Problem :
A straight line L with negative slope passes through the point (8,2) and cuts the positive coordinate axes on points P and Q . As L varies find the absolute minimum value of OP + OQ ( O is origin ) .
My approach :
Let us assume points P and Q as P(0, a sin$\theta) , Q ( acos\theta, 0)$ and after that can we find the distance of OP and OQ , but this wont work as I am not getting value of $\theta$ Please suggest how to proceed thanks.
On
My Solution:: Let the equation of the line be $\displaystyle \frac{x}{a}+\frac{y}{b}=1$. Given that the line passes through the point $(8,2)$ and its slope is negative, that means $a,b>0$, and put $x=8,y=2$ in $$\frac{x}{a}+\frac{y}{b}=1$$
We get $$\frac{8}{a}+\frac{2}{b} = 1.$$
Now using the Cauchy-Schwarz inequality ......

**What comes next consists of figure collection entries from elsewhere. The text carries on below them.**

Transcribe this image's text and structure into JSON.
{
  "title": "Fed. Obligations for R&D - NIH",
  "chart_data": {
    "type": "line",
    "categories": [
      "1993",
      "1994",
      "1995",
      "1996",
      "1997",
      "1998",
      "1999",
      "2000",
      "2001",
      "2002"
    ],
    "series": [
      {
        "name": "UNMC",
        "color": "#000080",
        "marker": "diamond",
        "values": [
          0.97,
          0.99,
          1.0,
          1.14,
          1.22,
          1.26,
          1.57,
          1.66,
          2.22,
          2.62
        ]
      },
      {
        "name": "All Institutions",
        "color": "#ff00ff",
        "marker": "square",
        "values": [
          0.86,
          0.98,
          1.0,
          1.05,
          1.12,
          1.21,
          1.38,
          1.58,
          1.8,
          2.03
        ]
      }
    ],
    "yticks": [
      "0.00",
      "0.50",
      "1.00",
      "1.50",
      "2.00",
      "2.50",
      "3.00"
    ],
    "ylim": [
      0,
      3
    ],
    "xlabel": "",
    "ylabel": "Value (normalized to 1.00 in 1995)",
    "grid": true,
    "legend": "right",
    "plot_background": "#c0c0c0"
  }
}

$$\Rightarrow \frac{\left(2\sqrt{2}\right)^2}{a}+\frac{\left(\sqrt{2}\right)^2}{b}\geq \frac{(2\sqrt{2}+\sqrt{2})^2}{a+b} = \frac{18}{a+b}$$.
So we get $$a+b\geq 18,$$ Where $a=OA.$ and $b=OB$.
Let the x and y-intercept be $a$ and $b$ respectively.
Equation of line :
$L:\frac{x}{a}+\frac{y}{b}=1$
It passes through $S(8,2)$
$\frac{8}{a}+\frac{2}{b}=1$
$b=\frac{2a}{a-8}$
Let $z=a+b$
$z=a+\frac{2a}{a-8}$
$=\frac{a^2-6a}{a-8}$
Now find minimum value of $z$ by derivative technique.
Can you solve it from here?